Joseph made a decision out of his personal integrity. It is likely that his master’s wife was tempting, and perhaps no one would have ever found out his sin. But Joseph would know and God would know. Joseph is a good example of both a sexually disciplined mind and a life blessed by choosing to rely on God’s enabling power.
David’s Story
“One evening David got up from his bed and walked around on the roof of the palace. From the roof he saw a woman bathing. The woman was beautiful, and David sent someone to find out about her. The man said, ‘Isnt this Bathsheba, the daughter of Eliam and the wife of Uriah the Hittite?’ Then David sent messengers to get her. She came to him, and he slept with her” (2 Samuel 11:2-4).
David’s problem was as much about control and authority as it was about undisciplined sexual desire. He misused his kingly position and power to get what he wanted at any cost, including murder.
Understand the Implications and Consequences of Sexual Misconduct
David’s misconduct indicates more than a personality defect. His actions altered his core values and created a permanent character flaw. Lying to others and willfully deceiving them alters our character. Dr. Richard Dobbins, founder of Emerge Ministries, says that a sexual affair of even six months will usually alter a person’s character to the point that full rehabilitation and restoration may not be possible.
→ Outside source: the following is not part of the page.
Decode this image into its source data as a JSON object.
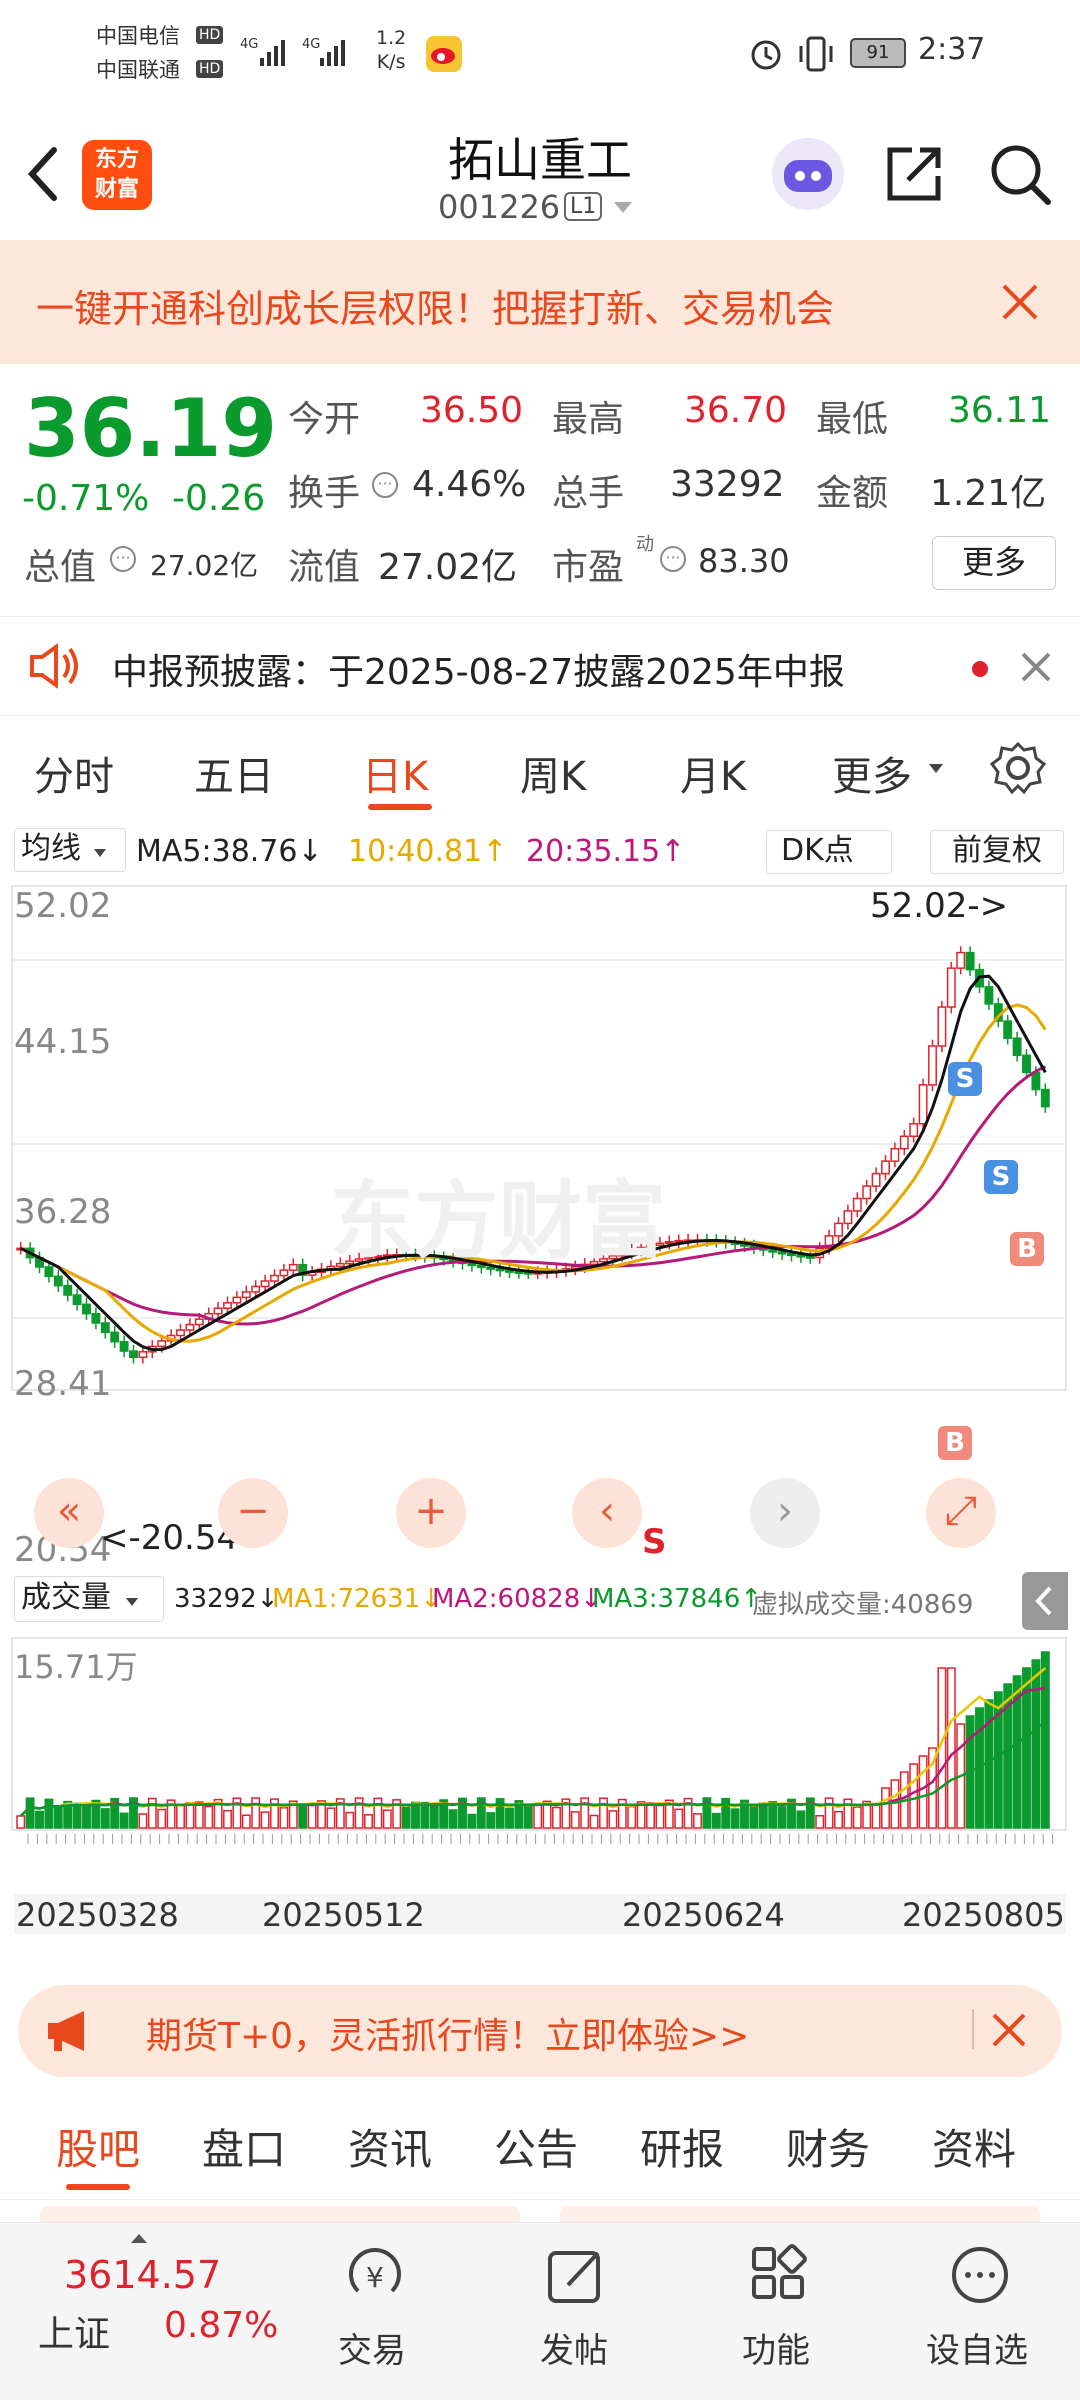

Sin can be forgiven, but sometimes character is weakened and flawed for life.
We are responsible for our own spiritual and sexual well-being and behavior. The Bible is clear that there are appropriate sexual boundaries necessary to maintain personal and community sexual purity. We must properly distinguish between gender boundaries and healthy sexual boundaries or we will become vulnerable to manipulating, intimidating, and coercing others.
But as serious and damaging as sexual misconduct is, it is not a reason to impose arbitrary gender boundaries that discriminate against and mistreat others.
Realize That Sexual Abuse is Not Always Physical
When sexual boundaries are imposed as gender boundaries and limit God’s call to service and ministry, that is wrong. It is an abuse of others and an abuse of God’s intended purpose for men and women in His kingdom.
Difficulty often arises when one person feels sexually attracted to another person and imposes ministry limits on everyone else of the same gender. For example: If a person feels sexual attraction toward a person other than his mate, he may impose social interaction and/or ministry limits on all members of the opposite sex. It would be better if he acknowledged his temptation problem, asked God to help him, and limited his interaction with that person. To impose ministry limitations on others because of his own problem becomes gender and sexual discrimination, and that violates the biblical principle that men and women are equal in ministry.
Establish Healthy Sexual Boundaries
Eliminating gender barriers does not give us the privilege of minimizing sexual boundaries. We are still obligated to maintain healthy sexual boundaries such as not being alone with, travel with, or discuss intimate issues with a member of the opposite sex. Sexual attraction is a powerful force, but the disciplined mind with the aid of the Holy Spirit is a greater force.
What should you do when you sense sexual attraction toward another person other than your mate?
- Acknowledge the reality of your feelings and immediately refuse to entertain any fantasizing thoughts. Acknowledging the attraction helps disarm the situation in your mind. Denial and repression delay properly dealing with the feelings and will perpetuate the situation.
- Reaffirm to yourself that you cannot afford lustful thoughts.
- Visualize in your mind the consequences of misconduct to yourself, your family, the other person, and his or her family.
- Ask God to cleanse your mind and help you to follow these steps every time you are tempted.
Take Actions Steps
You can be proactive in tearing down gender barriers and building healthy sexual barriers by taking the following self-examination.
- What gender barriers am I contributing to?
- What can I do immediately to change my attitude and behavior?
- Am I disciplined in my sexuality?
- What thought patterns and mental habits can I change to better guard against sexual temptation?